Importantly, after you launch the function, a map will appear on the screen. To start using the program, maximize the map, click on its top left and then bottom right corners, then hit Enter (see Fig. 3).
Validation of the fixation map area when using iMap
Output
iMap creates .tif pictures of the single and difference fixation maps, called dataset1picedge.tiff, dataset2picedge.tiff, and diffpicedge.tiff, respectively. These maps can be merged with a background picture. They display the significant areas based on a Pixel test. iMap also creates. tif pictures of the scales of the Z-scored fixation measures, called dataset1map.tif, dataset1map.tif, and Zdiffmap.tif, respectively.
In addition, iMap generates .txt files with global eyetracking measures for both datasets (called eyebasicdataset1.txt and eyebasicdataset2.txt). The columns in these files are the number of fixations, the total fixation duration (in seconds), the mean fixation duration (in seconds), the path length (in pixels), and the mean saccade length (in pixels). The lines correspond to the raw data files (participants, sessions). iMap also creates a text file called Zscore.txt that includes the mean Z scores in the significant area for (in respective columns) Dataset 1, Dataset 2, Dataset 1 in Areas 1 and 2 (the areas in which the fixation durations are significantly longer for Datasets 1 and 2, respectively), and Dataset 2 in Areas 1 and 2.

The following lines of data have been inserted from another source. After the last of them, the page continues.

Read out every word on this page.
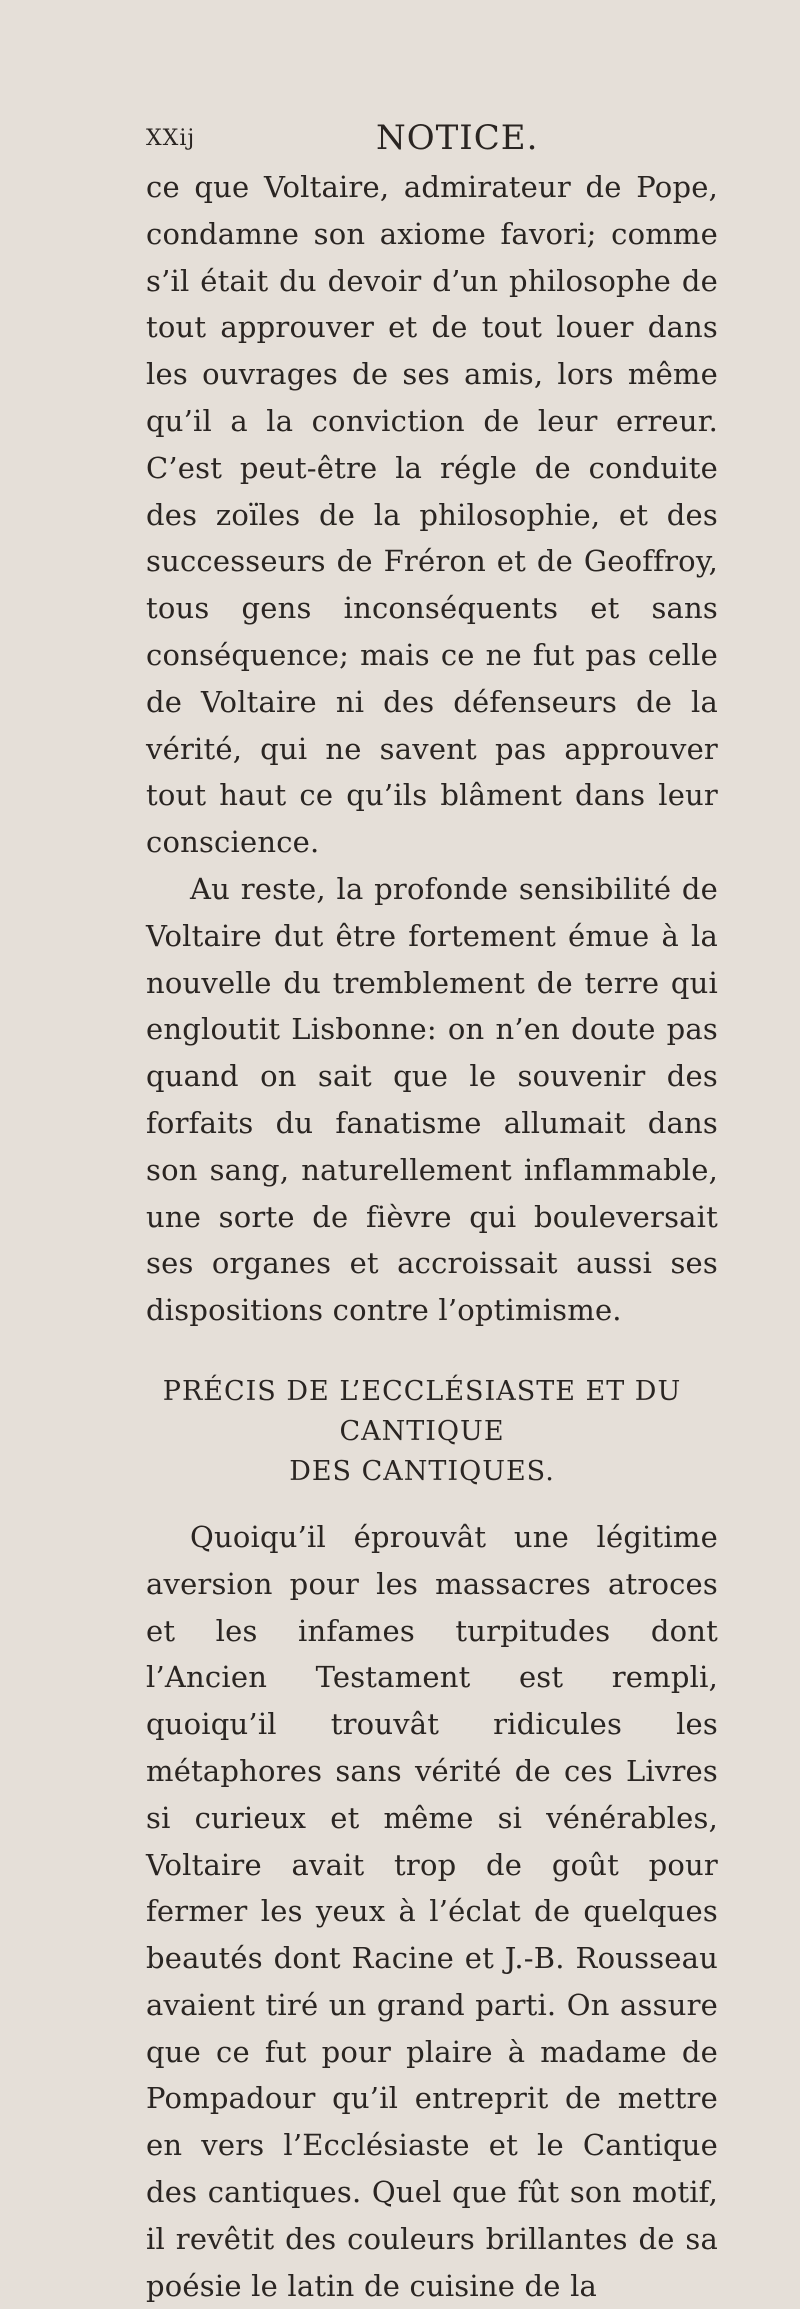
XXij	NOTICE.

ce que Voltaire, admirateur de Pope, condamne son axiome favori; comme s’il était du devoir d’un philosophe de tout approuver et de tout louer dans les ouvrages de ses amis, lors même qu’il a la conviction de leur erreur. C’est peut-être la régle de conduite des zoïles de la philosophie, et des successeurs de Fréron et de Geoffroy, tous gens inconséquents et sans conséquence; mais ce ne fut pas celle de Voltaire ni des défenseurs de la vérité, qui ne savent pas approuver tout haut ce qu’ils blâment dans leur conscience.

Au reste, la profonde sensibilité de Voltaire dut être fortement émue à la nouvelle du tremblement de terre qui engloutit Lisbonne: on n’en doute pas quand on sait que le souvenir des forfaits du fanatisme allumait dans son sang, naturellement inflammable, une sorte de fièvre qui bouleversait ses organes et accroissait aussi ses dispositions contre l’optimisme.

PRÉCIS DE L’ECCLÉSIASTE ET DU CANTIQUE
DES CANTIQUES.

Quoiqu’il éprouvât une légitime aversion pour les massacres atroces et les infames turpitudes dont l’Ancien Testament est rempli, quoiqu’il trouvât ridicules les métaphores sans vérité de ces Livres si curieux et même si vénérables, Voltaire avait trop de goût pour fermer les yeux à l’éclat de quelques beautés dont Racine et J.-B. Rousseau avaient tiré un grand parti. On assure que ce fut pour plaire à madame de Pompadour qu’il entreprit de mettre en vers l’Ecclésiaste et le Cantique des cantiques. Quel que fût son motif, il revêtit des couleurs brillantes de sa poésie le latin de cuisine de la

iMap also produces a .txt file with Cohen’s d values (Cohen, 1988) for both datasets in Areas 1 and 2. This file is called cohend.txt. Finally, imap creates .txt files with the eyetracking data in both the significant areas and the rest of the picture. These files are called eyeareadataset1.txt and eyeareadataset2.txt and are organized in the following way: mean fixation duration for Area 1, then for Area 2, then for the rest of the picture. Path length, total fixation duration, and number of fixations are also organized according to the same logic.
Examples
For convenience, iMap and the supporting functions have been copied to each of the folders in these examples.
Example 1
Example 1 uses a subset of data from Caldara et al. (2010).

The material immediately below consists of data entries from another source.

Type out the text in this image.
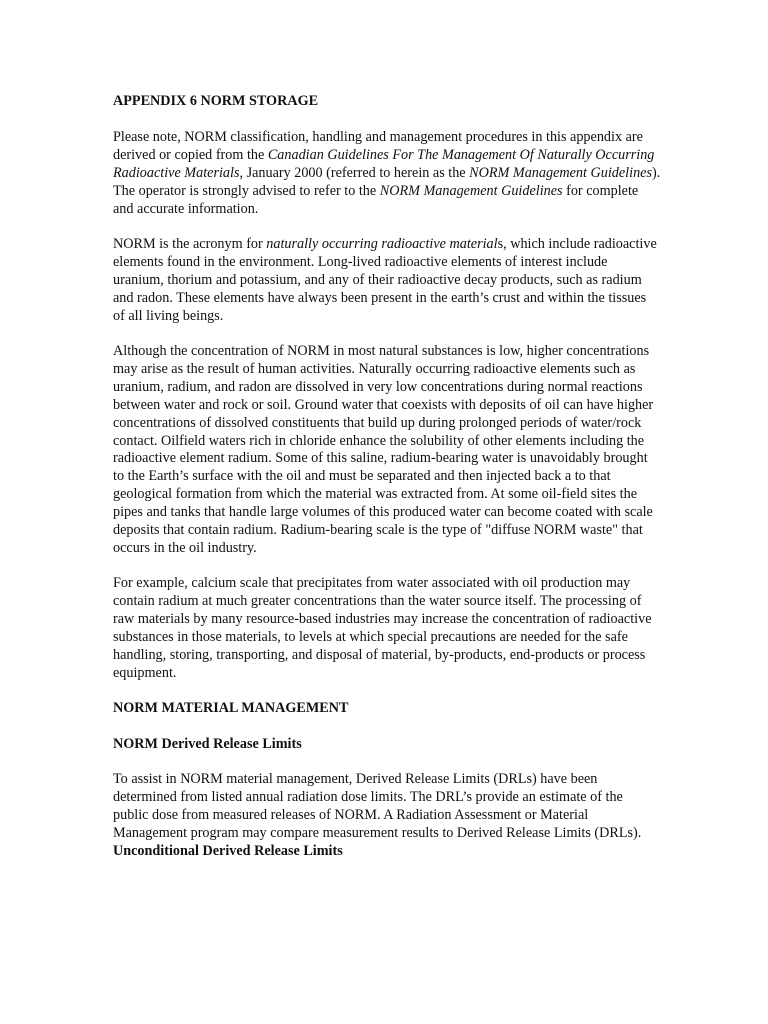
APPENDIX 6 NORM STORAGE

Please note, NORM classification, handling and management procedures in this appendix are derived or copied from the Canadian Guidelines For The Management Of Naturally Occurring Radioactive Materials, January 2000 (referred to herein as the NORM Management Guidelines). The operator is strongly advised to refer to the NORM Management Guidelines for complete and accurate information.

NORM is the acronym for naturally occurring radioactive materials, which include radioactive elements found in the environment. Long-lived radioactive elements of interest include uranium, thorium and potassium, and any of their radioactive decay products, such as radium and radon. These elements have always been present in the earth’s crust and within the tissues of all living beings.

Although the concentration of NORM in most natural substances is low, higher concentrations may arise as the result of human activities. Naturally occurring radioactive elements such as uranium, radium, and radon are dissolved in very low concentrations during normal reactions between water and rock or soil. Ground water that coexists with deposits of oil can have higher concentrations of dissolved constituents that build up during prolonged periods of water/rock contact. Oilfield waters rich in chloride enhance the solubility of other elements including the radioactive element radium. Some of this saline, radium-bearing water is unavoidably brought to the Earth’s surface with the oil and must be separated and then injected back a to that geological formation from which the material was extracted from. At some oil-field sites the pipes and tanks that handle large volumes of this produced water can become coated with scale deposits that contain radium. Radium-bearing scale is the type of "diffuse NORM waste" that occurs in the oil industry.

For example, calcium scale that precipitates from water associated with oil production may contain radium at much greater concentrations than the water source itself. The processing of raw materials by many resource-based industries may increase the concentration of radioactive substances in those materials, to levels at which special precautions are needed for the safe handling, storing, transporting, and disposal of material, by-products, end-products or process equipment.

NORM MATERIAL MANAGEMENT

NORM Derived Release Limits

To assist in NORM material management, Derived Release Limits (DRLs) have been determined from listed annual radiation dose limits. The DRL’s provide an estimate of the public dose from measured releases of NORM. A Radiation Assessment or Material Management program may compare measurement results to Derived Release Limits (DRLs).

Unconditional Derived Release Limits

In this experiment, East Asian (EA) and Western Caucasian (WC) participants performed an old–new task on EA and WC faces. The stimuli came from the KDEF (Lundqvist et al., 1998) and the Asian Face Image Database (Bang, Kim, & Choi, 2001). Presentation was gaze contingent, with a 2°, 5°, or 8° Gaussian aperture around the fixation location. For this example, the aperture size is 8°. A central fixation cross was presented before each trial, then the 382 x 390 pixel stimulus was randomly placed on an 800 x 600 screen. Eye position was recorded every 8 ms with MATLAB. We then extracted fixations and saccades (with a custom-made MATLAB script) by using the same filter parameters as the EyeLink software: saccade velocity threshold = 30°/s; saccade acceleration threshold = 9,500°/s.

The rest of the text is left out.